Gone are the days when one's net salary had first to be in hundreds of thousands of shillings, before the thought of owning a house even crossed one's mind.

Also fading away are the days when owning a home was hinged on providing security in the form of huge tracts of land or other property to lenders.

Currently, almost every financial institution is warming up to provide mortgages to the middle-income group, if not already doing so.

Traditional home financiers like Housing Finance and Savings and Loan, are already knee-deep in providing mortgages, their core business, and are encouraging savings for home ownership among young, first time employees.

So are mainstream banking institutions, savings and credit co-operative societies and investment clubs.

Things have also changed in such a way that one does not need to be formally employed to access mortgage, as institutions battle for a piece of the market share for home ownership.

There is a scheme for the employed, the trader, those with huge parcels of land but no cash to build, you name it.

current scenario

This can only be good for the economy. It is a move that should be encouraged, especially with the statistics pointing out that only one in every eight people in Nairobi is a homeowner, with the rest being tenants.

The current scenario is the result of an initiative by a number of private developers, real estate experts, Ministry of Housing and the Treasury.

Under the market re-engineering initiative a couple of years ago, developers were accorded incentives to venture into the middle and low end sectors of the market.

Private developers were, for once, enabled to partner with the Ministry of Housing for basic amenities, such as sewage, clean water, electricity, and security to be provided.
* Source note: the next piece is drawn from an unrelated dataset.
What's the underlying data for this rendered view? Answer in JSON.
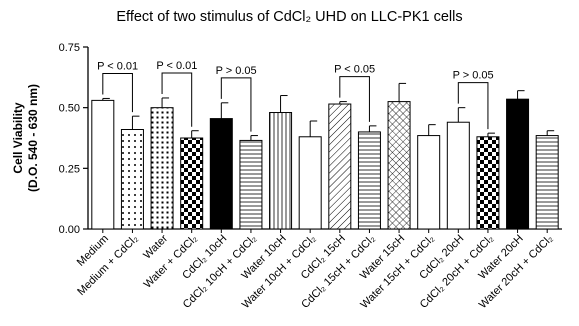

Banks followed suit with increasing the amount of loans that they award to the real estate sector.

Then came the major road developments that opened up virgin land in various parts of the country, but especially the bypasses and famous corridors that have opened up areas of Nairobi that were once not thought to be habitable.

But while more needs to be done along the same lines, especially for cheaper more long-term loans, investors must not forget that the current scenario is the result of a long journey littered with lessons to developers and buyers alike.

A number had to burn their fingers for overpricing their houses when the quest for quick profits overshadowed anything else.

Some groups also pumped money into real estate blindly, without first analysing the investment climate, and are today deeply stuck in negative equity.

unscrupulous developer

Public-private partnerships, innovative mortgage loan products, and an ambitious middle class is a good thing for all.

However, extra care needs to be taken and the consumer protected from the unscrupulous developer, out to fleece Kenyans of their hard-earned money through substandard housing.

In light of the current boom in the middle and low-income segment, Prime Minister Raila Odinga's office also needs to urgently act upon a document presented to his office, which will allow developers to use low-cost, prefabricated building materials without having to seek special exemptions.